A typical internship day began at 6 a.m. feeding and providing daily care for Dixon Springs’ 1,000-cow herd. From processing baby calves to monitoring health, Levitin quickly learned how to do all of the daily chores on her own. She also helped move cattle from pasture to pasture and learned how to take blood samples.
“I remember the first day I had to lift feed buckets,” Levitin said. “I knew right away I had to toughen up. Frank Ireland, my supervisor, and the farm workers were excellent teachers. They encouraged me, made me do the same chores they did, and showed me I could do more than I thought I could. They have hard jobs and I respect them greatly.”

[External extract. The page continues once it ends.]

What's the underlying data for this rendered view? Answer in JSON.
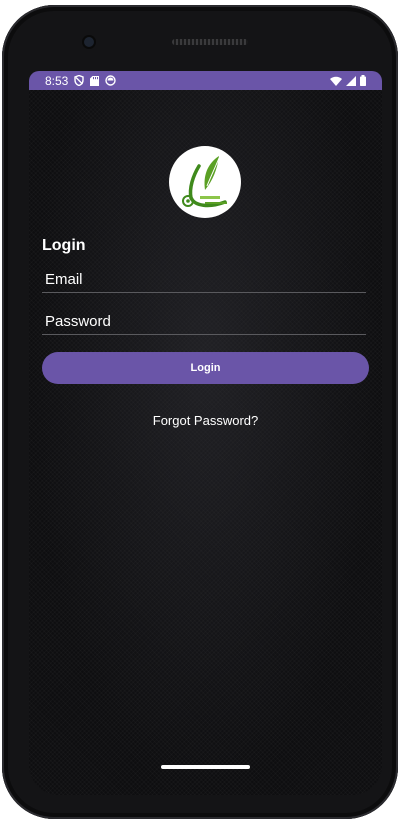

Ireland, research animal scientist at the Dixon Springs Agricultural Center, said Levitin was not only a hard worker but also helped motivate his staff.
“Seeing the excitement of students like Hilary who want to pursue a future in animal agriculture stimulates our staff to do an even better job,” Ireland said. “I admire her diligence in finding ways to gain experience with animals that she had not worked with before.”
Ireland introduced Levitin and Cmarik over lunch in Cmarik’s hometown of Paducah, Ky., during the internship and pointed out their similar Chicago roots.
“It was not a requirement but a bonus that she was from Chicago too,” Cmarik said. “I hope this internship experience benefits Hilary in the future. It was a pleasure to meet her and be a small part of her future in animal science.”
Levitin said it was inspiring to meet Cmarik and listen to his stories.
“This was an extremely unique and genuinely kind gift,” Levitin said. “I’m a struggling student and simply can’t afford to take a non-paid internship. I will always be appreciative that they found the means to make it happen. I hope I can give back someday to something I’m that passionate about.”
Nelson said one of the most rewarding aspects of her father’s career was helping students succeed.
“Benefiting a U of I student’s life is the perfect way to celebrate my father’s life,” she said.